Mme Petitpas Taylor lui a répondu que bien que les sanctions et les amendes soient «tangibles», les autres pouvoirs seront bien plus efficaces.

«Le pouvoir d’ordonnance, c’est vraiment ça qui va avoir plus de mordant pour des compagnies comme Air Canada», a-t-elle indiqué lors d’un autre échange avec le conservateur Jacques Gourde.

Mme Petitpas Taylor a insisté que le commissaire aux langues officielles pourra carrément «imposer des ordres» alors qu’à ce jour, il ne peut que «faire des enquêtes et des rapports».

«Il voulait avoir plus d’outils, c’est exactement ce qu’on a livré», a-t-elle lancé.

Après la réunion du comité, le député Généreux a déclaré qu’il travaillera à clarifier la signification et l’étendue du pouvoir d’ordonnance.

«C’est vraiment fondamental, a-t-il déclaré. Si le commissaire aux langues officielles a le pouvoir de donner une ordonnance à quelque entreprise que ce soit dans les transports au Canada qui sont assujettis à la loi, ça peut aller très loin.»

Autres transporteurs aériens

Et justement, plusieurs députés ont été surpris d’apprendre de la bouche de la ministre qu’Air Canada ne sera plus la seule compagnie aérienne assujettie à la Loi sur les langues officielles.

Lors de la présentation du projet de loi, Mme Petitpas Taylor avait indiqué que seulement quatre sociétés de transport de voyageurs étaient visées: Air Canada, VIA Rail, les autorités aéroportuaires et Marine Atlantique.

Appelée à clarifier ses propos de mercredi, Mme Petitpas Taylor a répondu en entrevue avec La Presse Canadienne qu’au Québec «toutes les entreprises privées de compétence fédérale seront assujetties» à la loi et qu’«à l’extérieur du Québec, ce sera seulement dans les régions à forte présence francophone».

Autrement dit, un transporteur aérien comme WestJet serait par exemple assujetti à la loi seulement dans les «régions à forte présence francophone» où il exerce ses activités, a-t-elle illustré.

Les régions en question seront précisées dans un règlement qui sera concocté seulement après que la loi aura reçu la sanction royale, une situation qui «inquiète pas rien qu’un peu» le député Généreux.

Bras de fer avec Québec

Le Bloc québécois s’est désolé qu’Ottawa refuse de soumettre les entreprises de compétence fédérale à la Charte de la langue française, communément appelée la loi 101.

En plus, la nouvelle mouture de la Loi sur les langues officielles vient «interférer» en donnant le choix aux entreprises entre les deux lois, a dit le porte-parole bloquiste et vice-président du comité, Mario Beaulieu.

«Notre nouvelle loi s’inspire beaucoup de la loi 101 du Québec», lui a répondu la ministre Petitpas Taylor.

«Ce n’est pas du tout la même chose les deux lois, lui a envoyé M. Beaulieu du tac au tac.

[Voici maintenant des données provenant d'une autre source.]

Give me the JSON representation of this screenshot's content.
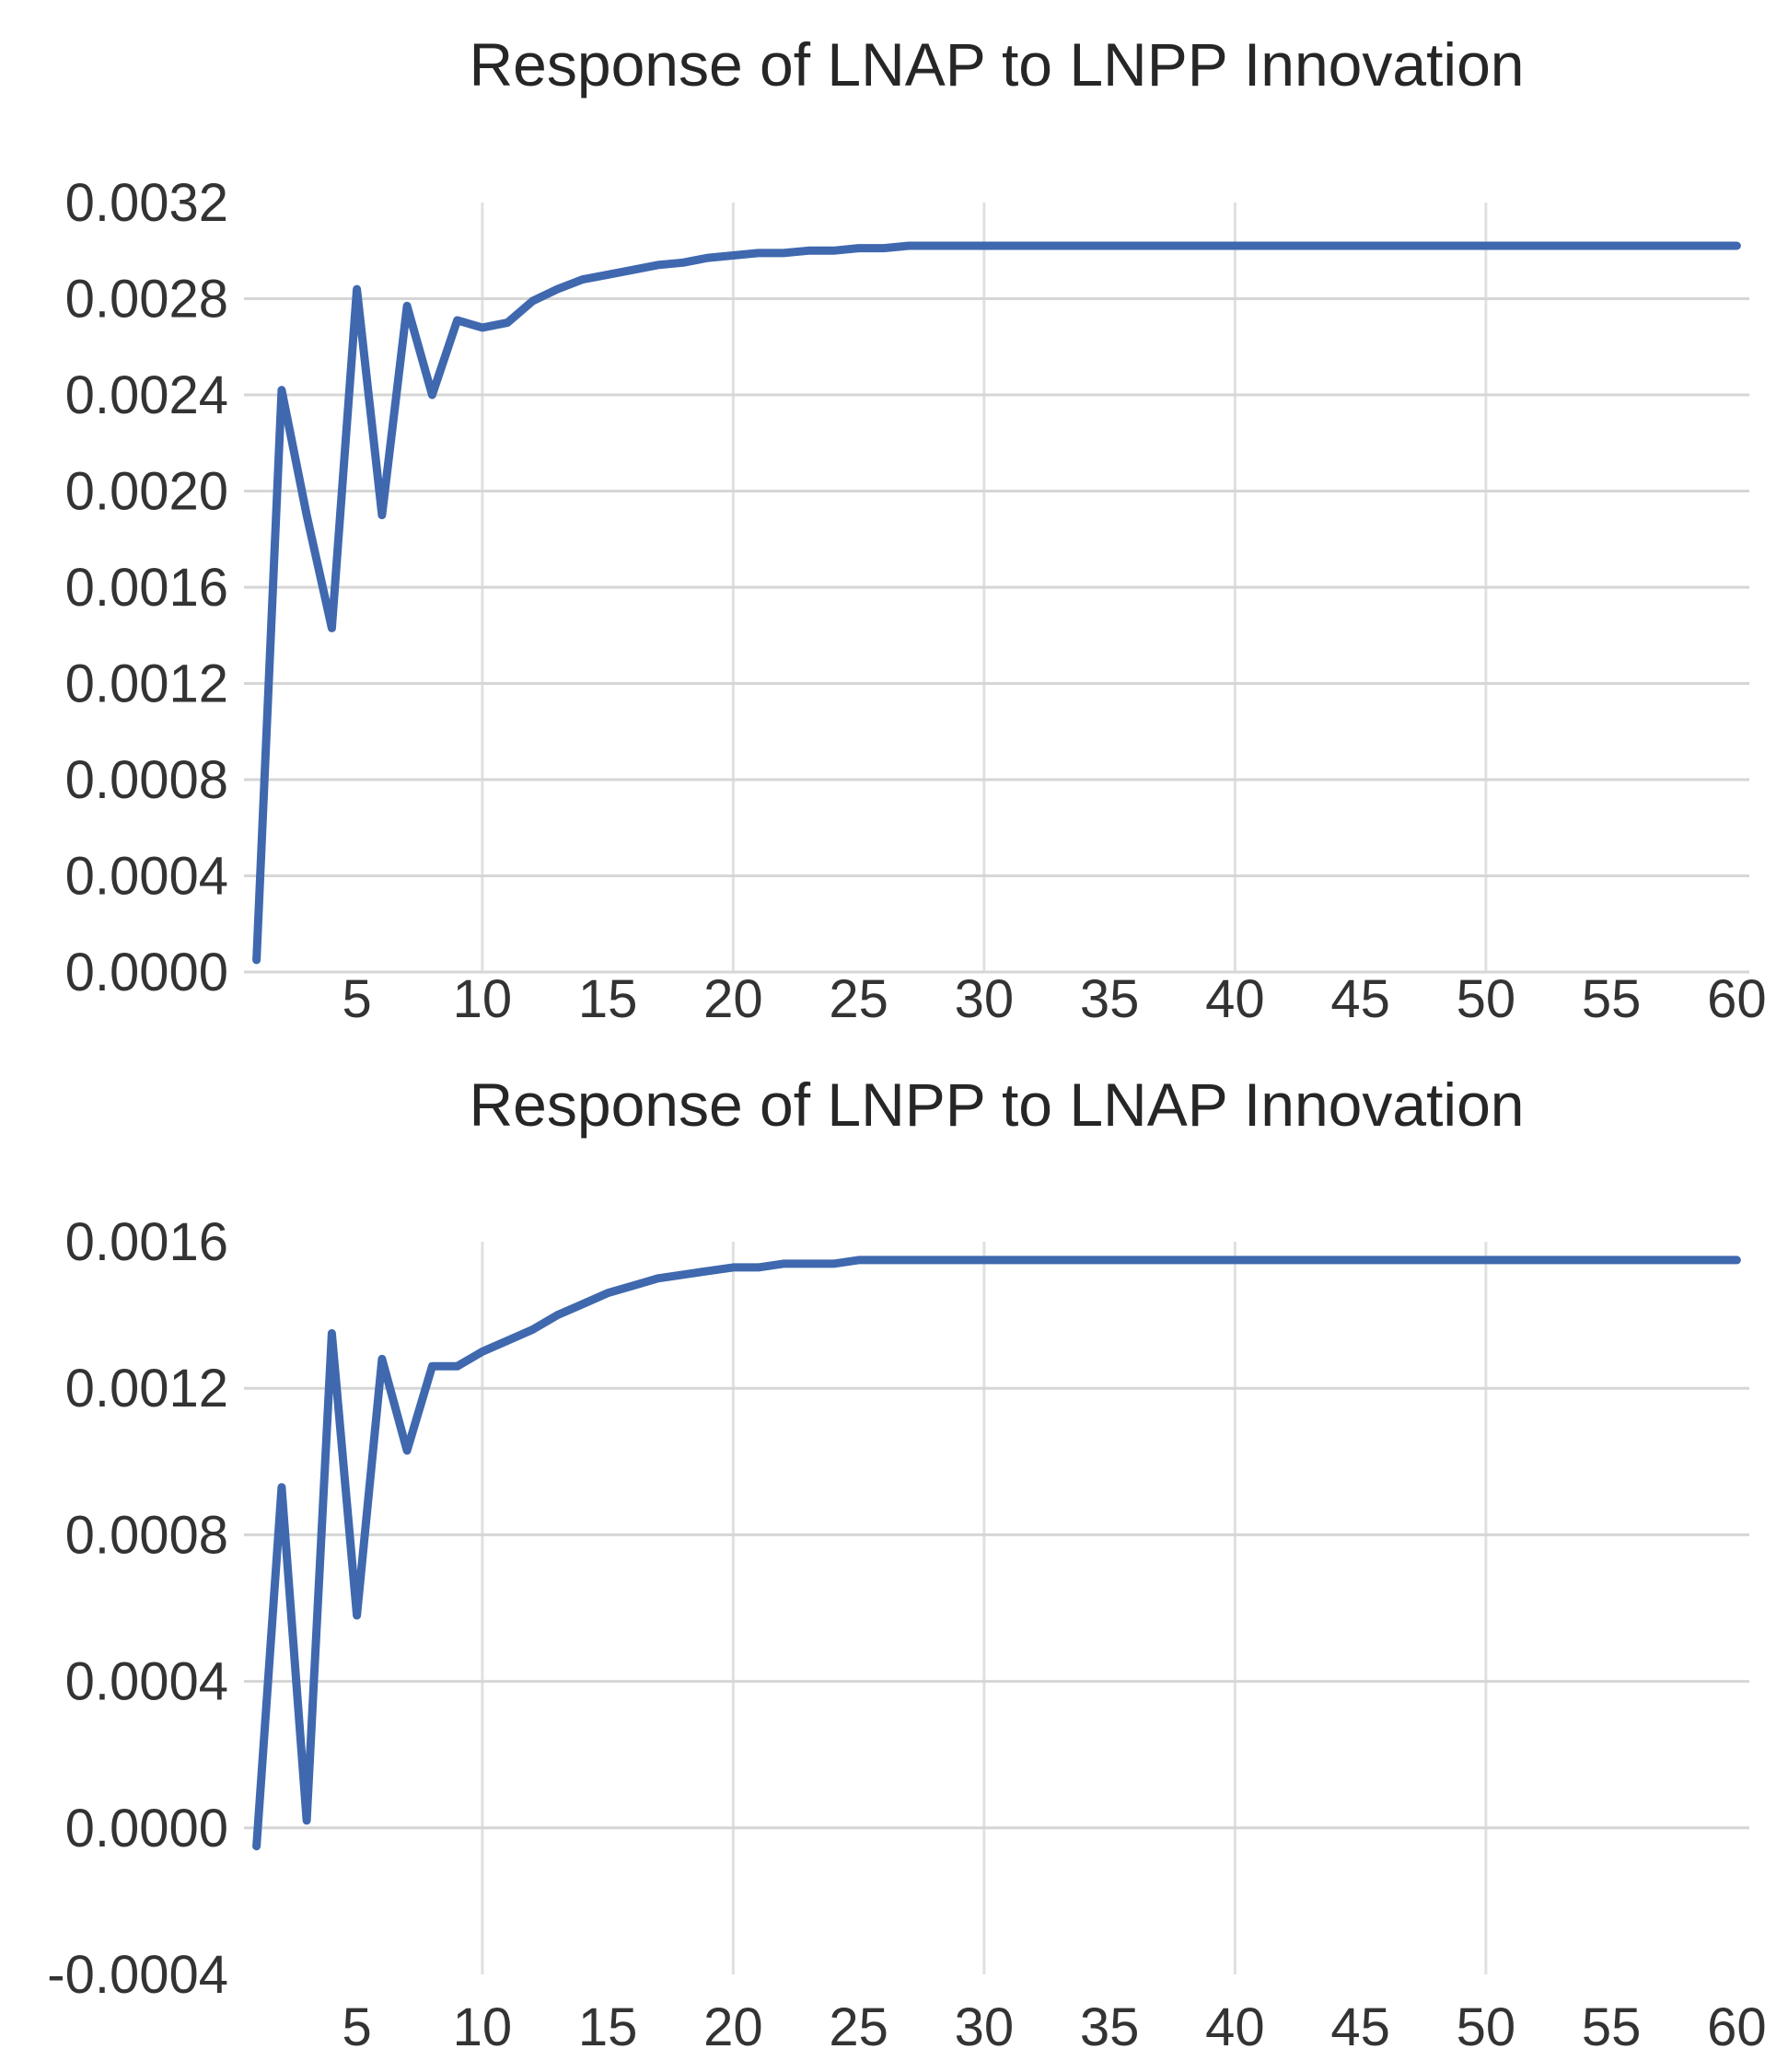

La loi 101 vise à faire du français la langue commune des milieux du travail, alors que la Loi sur les langues officielles elle permet de travailler en français.»

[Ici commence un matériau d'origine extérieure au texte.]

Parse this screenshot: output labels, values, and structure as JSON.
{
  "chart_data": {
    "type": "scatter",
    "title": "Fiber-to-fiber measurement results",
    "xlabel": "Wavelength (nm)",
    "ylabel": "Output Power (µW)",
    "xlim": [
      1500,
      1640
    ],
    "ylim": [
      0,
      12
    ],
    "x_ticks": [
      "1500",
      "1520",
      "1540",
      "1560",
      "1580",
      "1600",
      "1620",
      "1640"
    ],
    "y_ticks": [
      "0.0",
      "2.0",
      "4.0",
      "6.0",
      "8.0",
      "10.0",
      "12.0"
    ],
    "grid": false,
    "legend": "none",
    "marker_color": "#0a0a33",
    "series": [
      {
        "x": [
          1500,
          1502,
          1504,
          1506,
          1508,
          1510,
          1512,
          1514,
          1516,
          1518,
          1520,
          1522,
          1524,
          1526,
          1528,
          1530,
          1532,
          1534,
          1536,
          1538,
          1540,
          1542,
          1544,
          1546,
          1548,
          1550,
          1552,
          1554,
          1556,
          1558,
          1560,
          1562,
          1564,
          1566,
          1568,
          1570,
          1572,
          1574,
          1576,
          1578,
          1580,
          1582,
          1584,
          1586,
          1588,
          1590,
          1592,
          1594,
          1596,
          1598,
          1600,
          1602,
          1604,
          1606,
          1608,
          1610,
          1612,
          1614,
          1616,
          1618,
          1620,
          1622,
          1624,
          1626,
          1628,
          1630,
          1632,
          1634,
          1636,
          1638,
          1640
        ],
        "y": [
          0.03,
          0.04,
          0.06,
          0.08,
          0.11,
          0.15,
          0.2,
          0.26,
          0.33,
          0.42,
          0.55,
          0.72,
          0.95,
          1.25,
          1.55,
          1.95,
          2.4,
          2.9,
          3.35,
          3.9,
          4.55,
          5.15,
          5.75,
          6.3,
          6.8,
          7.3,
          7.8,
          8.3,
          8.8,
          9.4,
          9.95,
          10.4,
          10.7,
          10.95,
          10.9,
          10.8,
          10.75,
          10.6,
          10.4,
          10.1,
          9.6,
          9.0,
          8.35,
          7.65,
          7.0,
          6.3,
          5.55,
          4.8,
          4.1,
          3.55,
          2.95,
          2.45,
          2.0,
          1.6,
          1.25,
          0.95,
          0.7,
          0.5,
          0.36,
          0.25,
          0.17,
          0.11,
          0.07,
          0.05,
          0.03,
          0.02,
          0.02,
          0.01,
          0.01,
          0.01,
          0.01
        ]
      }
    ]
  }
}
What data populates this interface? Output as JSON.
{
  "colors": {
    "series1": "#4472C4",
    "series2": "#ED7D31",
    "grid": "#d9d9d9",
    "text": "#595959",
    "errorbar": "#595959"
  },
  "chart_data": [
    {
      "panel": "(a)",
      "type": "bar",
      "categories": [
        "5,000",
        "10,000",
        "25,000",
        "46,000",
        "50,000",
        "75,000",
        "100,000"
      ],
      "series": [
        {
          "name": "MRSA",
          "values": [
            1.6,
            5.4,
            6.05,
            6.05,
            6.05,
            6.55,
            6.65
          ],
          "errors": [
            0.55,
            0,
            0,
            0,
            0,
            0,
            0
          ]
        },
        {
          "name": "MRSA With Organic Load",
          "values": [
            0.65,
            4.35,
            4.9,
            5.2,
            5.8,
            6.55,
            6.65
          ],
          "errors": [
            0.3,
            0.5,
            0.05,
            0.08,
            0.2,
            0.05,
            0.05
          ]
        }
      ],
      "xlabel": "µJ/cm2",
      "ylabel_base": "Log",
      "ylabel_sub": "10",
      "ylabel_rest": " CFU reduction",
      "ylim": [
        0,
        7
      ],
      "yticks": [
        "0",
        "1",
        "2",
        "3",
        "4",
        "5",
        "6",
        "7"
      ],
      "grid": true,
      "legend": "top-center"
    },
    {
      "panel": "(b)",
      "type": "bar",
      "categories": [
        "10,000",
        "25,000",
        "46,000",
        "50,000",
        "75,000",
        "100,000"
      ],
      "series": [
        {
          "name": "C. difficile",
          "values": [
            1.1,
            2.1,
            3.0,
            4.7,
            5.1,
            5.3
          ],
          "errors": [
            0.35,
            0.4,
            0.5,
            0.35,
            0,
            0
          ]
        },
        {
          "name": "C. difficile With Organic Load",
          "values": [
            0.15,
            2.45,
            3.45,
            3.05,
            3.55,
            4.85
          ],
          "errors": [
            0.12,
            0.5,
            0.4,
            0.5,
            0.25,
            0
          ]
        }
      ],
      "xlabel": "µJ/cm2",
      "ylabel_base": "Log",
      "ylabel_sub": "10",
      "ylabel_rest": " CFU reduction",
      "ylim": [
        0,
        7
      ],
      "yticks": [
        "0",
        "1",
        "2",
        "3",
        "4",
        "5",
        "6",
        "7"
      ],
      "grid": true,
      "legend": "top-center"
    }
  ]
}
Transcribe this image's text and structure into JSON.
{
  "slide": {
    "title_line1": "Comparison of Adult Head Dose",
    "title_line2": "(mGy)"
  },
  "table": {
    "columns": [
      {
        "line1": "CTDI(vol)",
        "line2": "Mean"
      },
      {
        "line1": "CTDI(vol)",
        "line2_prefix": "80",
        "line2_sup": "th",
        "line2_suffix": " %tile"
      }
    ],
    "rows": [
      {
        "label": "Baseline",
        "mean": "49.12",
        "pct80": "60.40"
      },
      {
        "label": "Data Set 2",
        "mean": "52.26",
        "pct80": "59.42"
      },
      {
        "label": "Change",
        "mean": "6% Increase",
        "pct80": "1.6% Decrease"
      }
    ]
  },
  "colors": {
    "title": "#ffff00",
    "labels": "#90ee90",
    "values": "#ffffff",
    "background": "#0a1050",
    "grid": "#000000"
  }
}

«Les entreprises de compétence fédérale vont avoir l’option de soit s’inscrire dans la loi 101, (…), mais aussi vont avoir l’option de s’inscrire au régime fédéral, mais notre régime fédéral n’est pas plus facile», a soutenu Mme Petitpas Taylor.

«Ben oui, il l’est, facile», a répliqué M. Beaulieu en lui coupant la parole, tandis que la ministre secouait de la tête en lançant un: «Non».

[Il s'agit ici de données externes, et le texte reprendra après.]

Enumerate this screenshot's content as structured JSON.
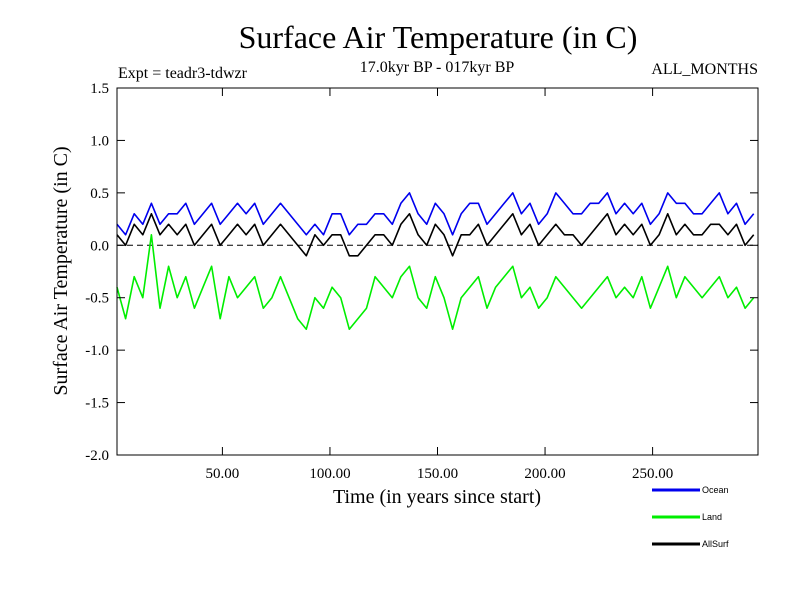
{
  "chart_data": {
    "type": "line",
    "title": "Surface Air Temperature (in C)",
    "subtitle_left": "Expt = teadr3-tdwzr",
    "subtitle_center": "17.0kyr BP - 017kyr BP",
    "subtitle_right": "ALL_MONTHS",
    "xlabel": "Time (in years since start)",
    "ylabel": "Surface Air Temperature (in C)",
    "xlim": [
      1,
      299
    ],
    "ylim": [
      -2.0,
      1.5
    ],
    "x_ticks": [
      50,
      100,
      150,
      200,
      250
    ],
    "x_tick_labels": [
      "50.00",
      "100.00",
      "150.00",
      "200.00",
      "250.00"
    ],
    "y_ticks": [
      -2.0,
      -1.5,
      -1.0,
      -0.5,
      0.0,
      0.5,
      1.0,
      1.5
    ],
    "y_tick_labels": [
      "-2.0",
      "-1.5",
      "-1.0",
      "-0.5",
      "0.0",
      "0.5",
      "1.0",
      "1.5"
    ],
    "reference_line": 0.0,
    "series": [
      {
        "name": "Land",
        "color": "#00ee00",
        "x_start": 1,
        "x_step": 4,
        "values": [
          -0.4,
          -0.7,
          -0.3,
          -0.5,
          0.1,
          -0.6,
          -0.2,
          -0.5,
          -0.3,
          -0.6,
          -0.4,
          -0.2,
          -0.7,
          -0.3,
          -0.5,
          -0.4,
          -0.3,
          -0.6,
          -0.5,
          -0.3,
          -0.5,
          -0.7,
          -0.8,
          -0.5,
          -0.6,
          -0.4,
          -0.5,
          -0.8,
          -0.7,
          -0.6,
          -0.3,
          -0.4,
          -0.5,
          -0.3,
          -0.2,
          -0.5,
          -0.6,
          -0.3,
          -0.5,
          -0.8,
          -0.5,
          -0.4,
          -0.3,
          -0.6,
          -0.4,
          -0.3,
          -0.2,
          -0.5,
          -0.4,
          -0.6,
          -0.5,
          -0.3,
          -0.4,
          -0.5,
          -0.6,
          -0.5,
          -0.4,
          -0.3,
          -0.5,
          -0.4,
          -0.5,
          -0.3,
          -0.6,
          -0.4,
          -0.2,
          -0.5,
          -0.3,
          -0.4,
          -0.5,
          -0.4,
          -0.3,
          -0.5,
          -0.4,
          -0.6,
          -0.5
        ]
      },
      {
        "name": "AllSurf",
        "color": "#000000",
        "x_start": 1,
        "x_step": 4,
        "values": [
          0.1,
          0.0,
          0.2,
          0.1,
          0.3,
          0.1,
          0.2,
          0.1,
          0.2,
          0.0,
          0.1,
          0.2,
          0.0,
          0.1,
          0.2,
          0.1,
          0.2,
          0.0,
          0.1,
          0.2,
          0.1,
          0.0,
          -0.1,
          0.1,
          0.0,
          0.1,
          0.1,
          -0.1,
          -0.1,
          0.0,
          0.1,
          0.1,
          0.0,
          0.2,
          0.3,
          0.1,
          0.0,
          0.2,
          0.1,
          -0.1,
          0.1,
          0.1,
          0.2,
          0.0,
          0.1,
          0.2,
          0.3,
          0.1,
          0.2,
          0.0,
          0.1,
          0.2,
          0.1,
          0.1,
          0.0,
          0.1,
          0.2,
          0.3,
          0.1,
          0.2,
          0.1,
          0.2,
          0.0,
          0.1,
          0.3,
          0.1,
          0.2,
          0.1,
          0.1,
          0.2,
          0.2,
          0.1,
          0.2,
          0.0,
          0.1
        ]
      },
      {
        "name": "Ocean",
        "color": "#0000ee",
        "x_start": 1,
        "x_step": 4,
        "values": [
          0.2,
          0.1,
          0.3,
          0.2,
          0.4,
          0.2,
          0.3,
          0.3,
          0.4,
          0.2,
          0.3,
          0.4,
          0.2,
          0.3,
          0.4,
          0.3,
          0.4,
          0.2,
          0.3,
          0.4,
          0.3,
          0.2,
          0.1,
          0.2,
          0.1,
          0.3,
          0.3,
          0.1,
          0.2,
          0.2,
          0.3,
          0.3,
          0.2,
          0.4,
          0.5,
          0.3,
          0.2,
          0.4,
          0.3,
          0.1,
          0.3,
          0.4,
          0.4,
          0.2,
          0.3,
          0.4,
          0.5,
          0.3,
          0.4,
          0.2,
          0.3,
          0.5,
          0.4,
          0.3,
          0.3,
          0.4,
          0.4,
          0.5,
          0.3,
          0.4,
          0.3,
          0.4,
          0.2,
          0.3,
          0.5,
          0.4,
          0.4,
          0.3,
          0.3,
          0.4,
          0.5,
          0.3,
          0.4,
          0.2,
          0.3
        ]
      }
    ],
    "legend": {
      "placement": "bottom-right",
      "entries": [
        {
          "label": "Ocean",
          "color": "#0000ee"
        },
        {
          "label": "Land",
          "color": "#00ee00"
        },
        {
          "label": "AllSurf",
          "color": "#000000"
        }
      ]
    }
  }
}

L’échange tendu survenait alors que quelques heures plus tôt des élus d’un comité parlementaire de l’Assemblée nationale, à Québec, ont voté à l’unanimité pour soumettre à la loi 101 les entreprises de compétence fédérale qui exercent leurs activités dans la province.

«Les travailleurs québécois ont le droit de travailler en français et ils ont tous les mêmes droits, peu importe qu’ils soient dans une entreprise de juridiction fédérale ou dans une entreprise de juridiction québécoise», a déclaré peu avant le vote le ministre responsable de la Langue française, Simon Jolin-Barrette.

Ainsi, les banques, les transporteurs aériens, les entreprises de télécommunications et toutes les autres entreprises dont les activités sont de compétence fédérale devront se soumettre au processus de francisation précisé dans la loi 101.